Diócesis de Nicaragua se sumarán a la procesión católica pese a la crisis

En la imagen, el cardenal de Nicaragua, Leopoldo Brenes. EFE/Archivo

Managua, 31 dic (EFE).- Varias de las diócesis católicas de Nicaragua anunciaron hoy que se sumarán a la procesión del 1 de enero, promovida por el cardenal nicaragüense Leopoldo Brenes, a pesar de la crisis sociopolítica que vive el país.

La crisis ha dejado cientos de muertos y detenidos desde abril pasado, en protestas contra el presidente Daniel Ortega.

Las diócesis de Managua, Granada, León y Matagalpa anunciaron este lunes su participación en la procesión, y no se descarta que también lo hagan las de Juigalpa, Jinotega y Estelí, así como el vicariato apostólico de Bluefields.

La procesión podría ser tomada como un reto a las autoridades de la Policía Nacional, que desde noviembre prohíbe cualquier manifestación sin su permiso, pese a las críticas porque la disposición contradice la Constitución de Nicaragua, que garantiza la libertad de expresión y de reunión sin necesidad de licencia.

La Policía nicaragüense no ha informado si permitirá que se realice la procesión de Managua, cuya ruta pasa en la calle de la sede central de la institución, mientras que las demás diócesis no especificaron el recorrido.

Brenes ha pedido colaboración al cuerpo de seguridad, como todos los años, para cuidar a los feligreses y regular el tráfico vehicular.

El Episcopado y Ortega se mantienen enfrentados desde julio pasado, cuando los obispos propusieron al presidente el adelanto de las elecciones de 2021, como una manera pacífica de resolver la crisis.

El pasado 4 de diciembre, el mandatario acusó a “algunos” obispos de la Conferencia Episcopal de Nicaragua de formar parte de “las fuerzas golpistas” y de “sumarme alegremente al golpe terrorista y criminal” que, a su juicio, intentó derrocarlo durante las protestas iniciadas en abril pasado.

La crisis de Nicaragua ha dejado entre 325 y 545 muertos, en las protestas, según organismos humanitarios, o bien 199, según datos del Gobierno.

Asimismo los organismos cuentan cientos de desaparecidos y 674 “presos políticos”, mientras que el Gobierno confirma 340 reos, que denomina “terroristas”, “golpistas” y “delincuentes comunes”.

La crisis también suma miles de heridos y decenas de miles de nicaragüenses en el exilio.
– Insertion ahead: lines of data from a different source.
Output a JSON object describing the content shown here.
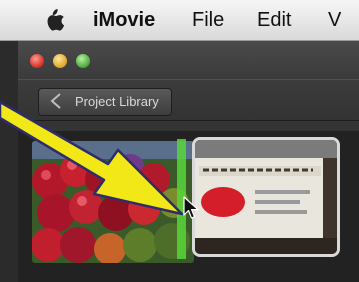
{
  "menubar": {
    "app_name": "iMovie",
    "file": "File",
    "edit": "Edit",
    "more": "V",
    "apple_icon": "apple-logo-icon"
  },
  "window": {
    "back_button_label": "Project Library"
  },
  "annotation": {
    "arrow_color": "#f2e818",
    "arrow_outline": "#2d2d6e",
    "insert_line_color": "#58d63a"
  }
}
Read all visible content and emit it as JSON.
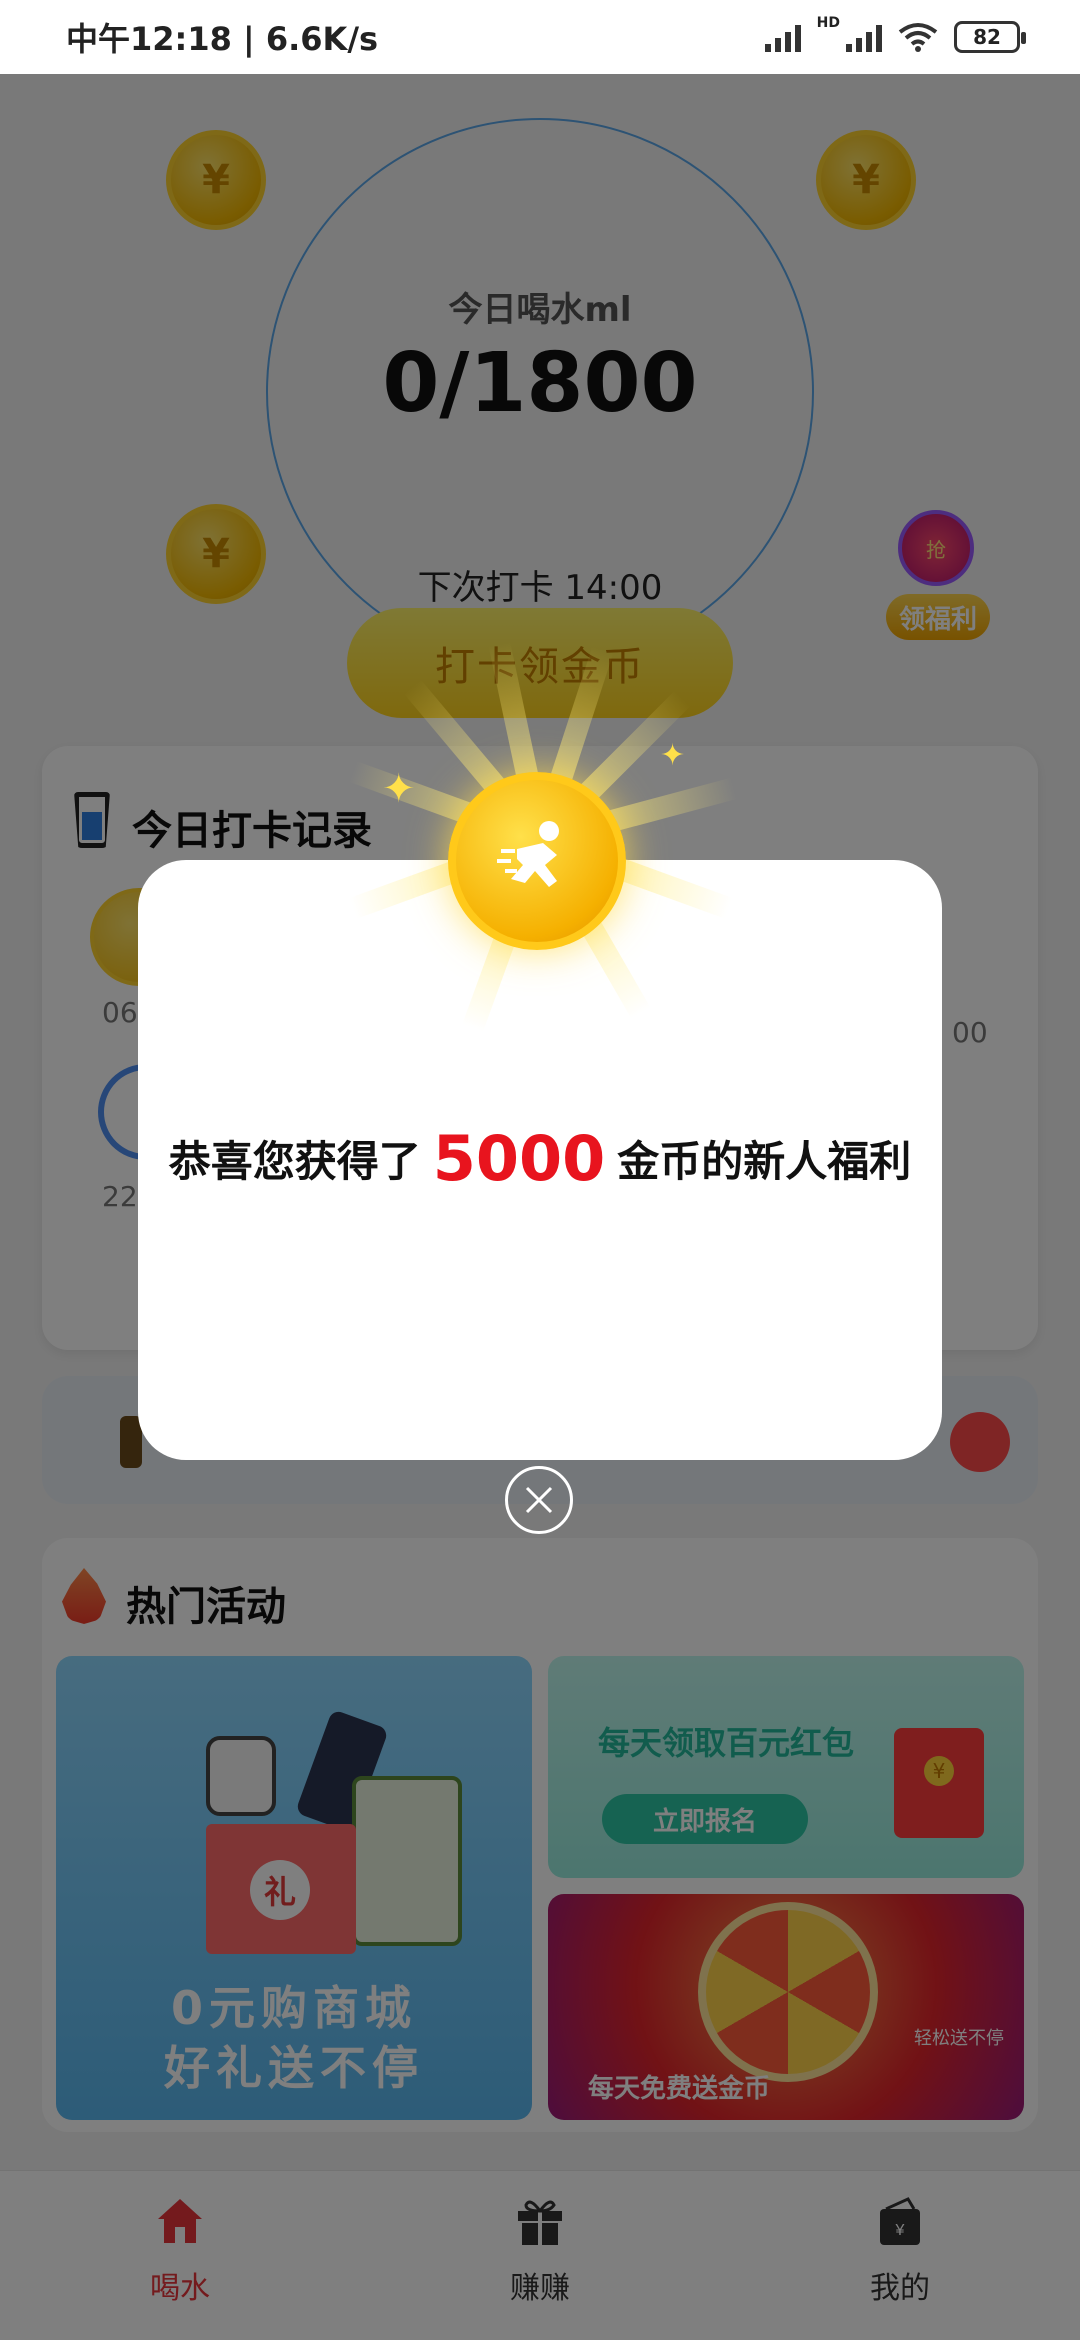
{
  "status_bar": {
    "time_speed": "中午12:18 | 6.6K/s",
    "hd": "HD",
    "battery": "82"
  },
  "water": {
    "label": "今日喝水ml",
    "value": "0/1800",
    "next_checkin_label": "下次打卡  14:00",
    "checkin_button": "打卡领金币"
  },
  "welfare": {
    "badge_text": "抢",
    "button": "领福利"
  },
  "record": {
    "title": "今日打卡记录",
    "times": [
      "06",
      "22",
      "00"
    ]
  },
  "hot": {
    "title": "热门活动",
    "shop_line1": "0元购商城",
    "shop_line2": "好礼送不停",
    "shop_box_char": "礼",
    "redpack_title": "每天领取百元红包",
    "redpack_button": "立即报名",
    "wheel_text": "每天免费送金币",
    "wheel_side": "轻松送不停"
  },
  "nav": {
    "items": [
      {
        "label": "喝水",
        "icon": "home-icon"
      },
      {
        "label": "赚赚",
        "icon": "gift-icon"
      },
      {
        "label": "我的",
        "icon": "wallet-icon"
      }
    ]
  },
  "dialog": {
    "prefix": "恭喜您获得了",
    "amount": "5000",
    "suffix": "金币的新人福利",
    "close_icon": "close-icon"
  },
  "colors": {
    "accent_red": "#e8141e",
    "coin_gold": "#f5b000",
    "nav_active": "#e8343b"
  }
}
La Organización de Estados Americanos (OEA) ya ha iniciado el proceso para aplicar la Carta Democrática a Nicaragua, que abre la puerta a la suspensión del país del organismo, luego de que la CIDH dijo tener pruebas de que el Gobierno comete crímenes “de lesa humanidad”.

Ortega, próximo a cumplir 12 años en el poder de manera continuada, no acepta responsabilidad en la crisis ni de los señalamientos generalizados sobre graves abusos de las autoridades.

Nicaragua es un país de 6,3 millones de habitantes, de las que un 58,5 por ciento se considera católico.

Las protestas contra Ortega y su esposa, la vicepresidenta Rosario Murillo comenzaron, el 18 de abril pasado, tras 11 años de Gobierno continuo, por unas fallidas reformas de la seguridad social y se convirtieron en una exigencia de renuncia, tras el saldo mortal de las manifestaciones.